After finding the theoretical yield from the calculations above, then
theoretical yield x 0.81 = actual yield.
Post your work if you get stuck.
To find the theoretical yield, we need to calculate the number of moles of NaI and Br2 and determine which is the limiting reactant.
First, let's calculate the number of moles of NaI:
Molarity (M) = moles/volume (L)
Given:
Volume of NaI solution = 100 mL = 0.1 L
Molarity (NaI) = 0.1 M
Moles of NaI = Molarity × Volume
= 0.1 M × 0.1 L
= 0.01 moles
Next, let's calculate the number of moles of Br2:
Density = mass/volume
Given:
Volume of Br2 = 0.50 mL
Density of Br2 = 3.10 g/mL
Mass of Br2 = Density × Volume
= 3.10 g/mL × 0.50 mL
= 1.55 g
Now, let's convert the mass of Br2 to moles using its molar mass:
Molar mass (Br2) = 79.90 g/mol
Moles of Br2 = Mass/Molar mass
= 1.55 g/79.90 g/mol
= 0.0194 moles
Now, we need to determine the limiting reactant. We compare the number of moles of NaI and Br2 and use the stoichiometry of the balanced equation to see which one will react with the other in the limiting amount.
The balanced equation for the reaction is:
2NaI + Br2 -> 2NaBr + I2
From the balanced equation, we see that 2 moles of NaI react with 1 mole of Br2.
For NaI:
Moles available = 0.01 moles
For Br2:
Moles available = 0.0194 moles
We compare the moles of NaI to Br2 using the stoichiometry. Since the ratio of NaI to Br2 is 2:1, we need to use half the number of moles for NaI so that they can react in the balanced ratio.
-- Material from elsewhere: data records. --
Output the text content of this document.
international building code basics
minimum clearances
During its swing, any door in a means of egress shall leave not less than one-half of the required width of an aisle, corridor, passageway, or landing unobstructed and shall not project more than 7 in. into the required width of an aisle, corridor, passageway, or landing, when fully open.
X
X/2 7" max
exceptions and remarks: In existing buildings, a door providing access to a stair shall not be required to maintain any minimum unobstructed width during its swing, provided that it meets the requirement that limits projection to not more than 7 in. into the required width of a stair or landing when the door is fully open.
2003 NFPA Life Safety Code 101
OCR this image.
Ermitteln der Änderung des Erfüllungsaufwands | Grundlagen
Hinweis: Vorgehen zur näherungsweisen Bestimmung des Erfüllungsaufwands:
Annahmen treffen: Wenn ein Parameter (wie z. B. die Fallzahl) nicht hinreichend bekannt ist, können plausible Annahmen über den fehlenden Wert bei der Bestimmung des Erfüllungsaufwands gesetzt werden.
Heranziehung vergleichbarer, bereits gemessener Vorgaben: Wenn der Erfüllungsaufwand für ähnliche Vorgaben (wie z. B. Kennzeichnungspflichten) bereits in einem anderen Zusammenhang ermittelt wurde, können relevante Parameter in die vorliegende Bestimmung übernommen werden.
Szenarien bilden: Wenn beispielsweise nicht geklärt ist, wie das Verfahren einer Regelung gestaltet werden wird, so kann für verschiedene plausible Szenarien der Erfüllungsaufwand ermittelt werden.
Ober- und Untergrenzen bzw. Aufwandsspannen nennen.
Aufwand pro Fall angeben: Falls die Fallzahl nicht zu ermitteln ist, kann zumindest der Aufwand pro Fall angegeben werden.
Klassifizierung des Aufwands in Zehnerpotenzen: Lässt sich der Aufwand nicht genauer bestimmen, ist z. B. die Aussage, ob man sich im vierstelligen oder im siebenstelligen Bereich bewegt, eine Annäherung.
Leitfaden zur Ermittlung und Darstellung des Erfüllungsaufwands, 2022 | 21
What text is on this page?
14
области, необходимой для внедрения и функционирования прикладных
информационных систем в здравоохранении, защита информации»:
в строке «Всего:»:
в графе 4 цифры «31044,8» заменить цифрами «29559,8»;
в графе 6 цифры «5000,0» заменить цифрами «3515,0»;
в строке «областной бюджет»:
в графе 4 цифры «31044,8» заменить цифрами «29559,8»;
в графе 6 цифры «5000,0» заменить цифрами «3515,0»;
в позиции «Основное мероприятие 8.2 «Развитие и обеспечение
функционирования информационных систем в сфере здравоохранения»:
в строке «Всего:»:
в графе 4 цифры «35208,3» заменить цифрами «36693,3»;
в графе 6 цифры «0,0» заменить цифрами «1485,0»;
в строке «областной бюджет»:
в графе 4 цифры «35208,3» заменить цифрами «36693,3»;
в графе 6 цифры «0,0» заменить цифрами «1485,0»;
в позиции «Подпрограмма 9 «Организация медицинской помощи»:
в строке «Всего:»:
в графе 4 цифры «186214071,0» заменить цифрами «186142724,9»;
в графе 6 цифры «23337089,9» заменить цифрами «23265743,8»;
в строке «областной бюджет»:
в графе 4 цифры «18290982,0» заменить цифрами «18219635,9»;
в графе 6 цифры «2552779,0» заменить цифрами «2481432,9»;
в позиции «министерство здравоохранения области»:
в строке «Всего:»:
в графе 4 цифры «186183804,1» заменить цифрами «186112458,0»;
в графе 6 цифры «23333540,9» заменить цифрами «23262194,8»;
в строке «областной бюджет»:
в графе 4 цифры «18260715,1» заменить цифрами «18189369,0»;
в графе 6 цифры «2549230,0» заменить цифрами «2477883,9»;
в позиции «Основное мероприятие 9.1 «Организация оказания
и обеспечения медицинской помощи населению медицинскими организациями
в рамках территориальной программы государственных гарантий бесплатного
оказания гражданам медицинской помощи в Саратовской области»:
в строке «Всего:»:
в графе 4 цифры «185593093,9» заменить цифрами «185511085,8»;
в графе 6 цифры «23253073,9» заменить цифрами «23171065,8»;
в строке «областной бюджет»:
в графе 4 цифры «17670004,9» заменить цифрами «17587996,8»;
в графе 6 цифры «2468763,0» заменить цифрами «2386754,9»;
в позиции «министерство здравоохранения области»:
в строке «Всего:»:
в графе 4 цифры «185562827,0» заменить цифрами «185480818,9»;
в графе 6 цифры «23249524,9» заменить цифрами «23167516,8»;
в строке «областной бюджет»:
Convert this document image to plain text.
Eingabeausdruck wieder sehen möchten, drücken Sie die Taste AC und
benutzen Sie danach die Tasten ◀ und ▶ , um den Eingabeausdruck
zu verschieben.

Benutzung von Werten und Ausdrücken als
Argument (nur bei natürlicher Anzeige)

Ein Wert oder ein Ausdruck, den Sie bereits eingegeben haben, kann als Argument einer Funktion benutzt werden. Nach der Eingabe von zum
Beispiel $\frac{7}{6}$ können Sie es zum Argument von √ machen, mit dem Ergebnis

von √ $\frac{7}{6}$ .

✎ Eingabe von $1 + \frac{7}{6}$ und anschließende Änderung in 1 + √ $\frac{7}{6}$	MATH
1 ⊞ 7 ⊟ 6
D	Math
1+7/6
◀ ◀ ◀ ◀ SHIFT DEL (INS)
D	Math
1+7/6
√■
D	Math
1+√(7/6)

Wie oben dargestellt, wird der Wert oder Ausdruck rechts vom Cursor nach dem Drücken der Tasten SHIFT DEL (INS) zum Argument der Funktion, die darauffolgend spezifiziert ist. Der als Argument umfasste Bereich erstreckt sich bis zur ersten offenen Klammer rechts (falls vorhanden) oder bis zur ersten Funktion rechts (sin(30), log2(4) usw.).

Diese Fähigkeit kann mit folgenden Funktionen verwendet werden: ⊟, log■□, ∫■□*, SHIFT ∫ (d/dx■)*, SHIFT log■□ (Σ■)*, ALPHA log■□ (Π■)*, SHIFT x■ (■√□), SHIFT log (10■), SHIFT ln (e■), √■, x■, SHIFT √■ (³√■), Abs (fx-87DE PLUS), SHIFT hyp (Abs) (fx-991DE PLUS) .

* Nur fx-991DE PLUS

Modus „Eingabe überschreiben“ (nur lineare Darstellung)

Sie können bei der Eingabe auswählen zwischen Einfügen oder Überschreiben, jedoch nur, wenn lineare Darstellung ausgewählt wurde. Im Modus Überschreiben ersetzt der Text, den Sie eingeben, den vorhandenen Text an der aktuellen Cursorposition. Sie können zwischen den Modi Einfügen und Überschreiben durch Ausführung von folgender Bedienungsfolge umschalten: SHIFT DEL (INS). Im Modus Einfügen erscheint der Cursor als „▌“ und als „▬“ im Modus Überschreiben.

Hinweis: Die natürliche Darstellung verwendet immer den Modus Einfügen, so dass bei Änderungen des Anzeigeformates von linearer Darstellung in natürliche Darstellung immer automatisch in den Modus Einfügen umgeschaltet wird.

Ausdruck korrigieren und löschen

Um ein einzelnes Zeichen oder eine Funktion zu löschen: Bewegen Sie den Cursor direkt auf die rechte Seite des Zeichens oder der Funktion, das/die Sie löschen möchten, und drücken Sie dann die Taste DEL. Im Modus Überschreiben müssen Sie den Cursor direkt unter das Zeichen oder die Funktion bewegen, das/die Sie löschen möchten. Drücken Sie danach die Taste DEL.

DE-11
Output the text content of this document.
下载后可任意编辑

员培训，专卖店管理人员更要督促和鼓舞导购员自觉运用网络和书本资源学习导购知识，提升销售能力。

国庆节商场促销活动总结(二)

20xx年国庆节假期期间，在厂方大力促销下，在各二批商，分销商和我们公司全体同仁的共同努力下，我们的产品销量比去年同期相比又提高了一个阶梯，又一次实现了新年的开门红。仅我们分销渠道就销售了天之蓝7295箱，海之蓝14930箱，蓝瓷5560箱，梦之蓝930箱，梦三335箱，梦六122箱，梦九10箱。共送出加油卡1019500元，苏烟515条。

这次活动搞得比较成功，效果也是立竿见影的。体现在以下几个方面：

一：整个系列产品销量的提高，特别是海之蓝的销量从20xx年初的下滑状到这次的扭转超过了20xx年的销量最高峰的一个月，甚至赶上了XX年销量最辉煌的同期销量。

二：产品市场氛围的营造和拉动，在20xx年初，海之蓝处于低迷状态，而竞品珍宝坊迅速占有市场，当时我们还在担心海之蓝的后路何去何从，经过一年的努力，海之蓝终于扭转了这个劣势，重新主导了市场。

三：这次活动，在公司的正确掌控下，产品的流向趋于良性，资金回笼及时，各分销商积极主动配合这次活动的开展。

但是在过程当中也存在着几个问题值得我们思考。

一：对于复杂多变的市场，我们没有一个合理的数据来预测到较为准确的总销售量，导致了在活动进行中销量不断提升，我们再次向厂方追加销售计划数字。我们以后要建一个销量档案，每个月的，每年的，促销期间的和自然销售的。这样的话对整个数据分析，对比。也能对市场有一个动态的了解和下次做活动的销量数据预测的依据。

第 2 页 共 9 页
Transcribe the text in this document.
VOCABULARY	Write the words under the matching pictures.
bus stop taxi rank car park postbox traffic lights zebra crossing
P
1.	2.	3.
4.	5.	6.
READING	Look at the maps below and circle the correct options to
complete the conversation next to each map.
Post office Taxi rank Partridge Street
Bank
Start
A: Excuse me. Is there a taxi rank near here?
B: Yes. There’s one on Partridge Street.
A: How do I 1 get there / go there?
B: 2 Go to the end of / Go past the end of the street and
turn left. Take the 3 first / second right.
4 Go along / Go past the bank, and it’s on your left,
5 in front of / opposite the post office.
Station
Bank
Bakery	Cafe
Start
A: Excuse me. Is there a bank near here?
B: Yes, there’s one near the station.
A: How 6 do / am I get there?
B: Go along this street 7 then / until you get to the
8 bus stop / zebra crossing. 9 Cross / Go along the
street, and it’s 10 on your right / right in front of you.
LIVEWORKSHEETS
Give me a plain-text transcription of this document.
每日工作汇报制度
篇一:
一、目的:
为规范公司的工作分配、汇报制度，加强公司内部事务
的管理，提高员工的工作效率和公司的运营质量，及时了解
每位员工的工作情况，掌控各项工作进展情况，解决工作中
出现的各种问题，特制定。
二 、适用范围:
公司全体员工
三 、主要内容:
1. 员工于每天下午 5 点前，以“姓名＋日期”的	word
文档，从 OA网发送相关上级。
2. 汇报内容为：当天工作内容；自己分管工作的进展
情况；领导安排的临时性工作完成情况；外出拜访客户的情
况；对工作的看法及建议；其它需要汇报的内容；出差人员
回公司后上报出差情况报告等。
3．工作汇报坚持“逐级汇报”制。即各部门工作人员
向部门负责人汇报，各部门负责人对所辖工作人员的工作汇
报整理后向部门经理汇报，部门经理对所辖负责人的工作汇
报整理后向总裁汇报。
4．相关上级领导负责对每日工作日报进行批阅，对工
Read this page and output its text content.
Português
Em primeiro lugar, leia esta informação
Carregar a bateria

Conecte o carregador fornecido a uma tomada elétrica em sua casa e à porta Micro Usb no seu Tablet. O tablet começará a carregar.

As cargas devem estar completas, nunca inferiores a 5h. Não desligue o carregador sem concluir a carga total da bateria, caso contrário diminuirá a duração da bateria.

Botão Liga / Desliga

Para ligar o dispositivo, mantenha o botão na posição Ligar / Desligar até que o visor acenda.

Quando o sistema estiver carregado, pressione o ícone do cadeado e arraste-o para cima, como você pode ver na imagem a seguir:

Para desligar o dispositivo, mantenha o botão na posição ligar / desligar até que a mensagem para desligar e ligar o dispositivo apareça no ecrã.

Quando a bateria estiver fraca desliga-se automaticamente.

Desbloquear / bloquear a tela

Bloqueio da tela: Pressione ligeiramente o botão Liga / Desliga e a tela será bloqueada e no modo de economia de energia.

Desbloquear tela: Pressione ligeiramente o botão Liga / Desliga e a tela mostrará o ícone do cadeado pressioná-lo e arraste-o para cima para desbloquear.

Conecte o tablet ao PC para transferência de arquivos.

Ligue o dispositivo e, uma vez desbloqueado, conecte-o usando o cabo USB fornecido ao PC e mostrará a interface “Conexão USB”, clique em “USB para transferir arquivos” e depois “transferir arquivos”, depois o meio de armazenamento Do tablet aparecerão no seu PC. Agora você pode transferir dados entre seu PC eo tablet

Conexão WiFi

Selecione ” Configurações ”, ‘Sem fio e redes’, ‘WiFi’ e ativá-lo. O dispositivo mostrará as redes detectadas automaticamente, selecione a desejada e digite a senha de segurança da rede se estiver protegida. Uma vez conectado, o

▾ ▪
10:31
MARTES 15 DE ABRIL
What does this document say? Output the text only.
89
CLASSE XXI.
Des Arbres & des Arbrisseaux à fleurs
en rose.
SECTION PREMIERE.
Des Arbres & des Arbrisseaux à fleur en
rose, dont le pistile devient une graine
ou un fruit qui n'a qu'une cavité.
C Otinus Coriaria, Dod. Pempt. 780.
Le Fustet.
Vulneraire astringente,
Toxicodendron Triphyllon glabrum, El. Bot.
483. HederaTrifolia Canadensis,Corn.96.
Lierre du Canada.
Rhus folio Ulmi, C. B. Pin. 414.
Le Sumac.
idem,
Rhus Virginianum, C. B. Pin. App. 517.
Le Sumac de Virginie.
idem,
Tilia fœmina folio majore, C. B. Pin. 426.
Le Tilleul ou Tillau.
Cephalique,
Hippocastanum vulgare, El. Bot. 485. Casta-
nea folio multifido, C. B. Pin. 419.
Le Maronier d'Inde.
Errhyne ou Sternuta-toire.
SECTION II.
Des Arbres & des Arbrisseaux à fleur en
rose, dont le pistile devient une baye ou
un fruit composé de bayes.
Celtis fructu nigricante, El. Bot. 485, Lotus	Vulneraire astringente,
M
Adjusted moles of NaI = 0.01 moles / 2
= 0.005 moles
Comparing the adjusted moles of NaI and the moles of Br2, we see that the adjusted moles of NaI are smaller. Therefore, NaI is the limiting reactant.
Now, let's calculate the theoretical yield of NaBr and I2 based on the stoichiometry of the balanced equation.
From the balanced equation, we see that:
2 moles of NaI produce 2 moles of NaBr.
Since we have 0.005 moles of NaI, the moles of NaBr produced would be the same.
Next, we determine the molar mass of NaBr:
Molar mass (NaBr) = Atomic mass (Na) + Atomic mass (Br)
= 22.99 g/mol + 79.90 g/mol
= 102.89 g/mol
The theoretical yield of NaBr can be calculated as follows:
Theoretical yield (NaBr) = Moles of NaBr × Molar mass (NaBr)
= 0.005 moles × 102.89 g/mol
= 0.514 g
To find the actual yield, we use the percent yield formula:
Percent yield = (Actual yield/Theoretical yield) × 100
Given that the percent yield is 81%, we rearrange the formula to solve for the actual yield:
Actual yield = (Percent yield/100) × Theoretical yield
= (81/100) × 0.514 g
≈ 0.417 g
Therefore, the actual yield is approximately 0.417 grams.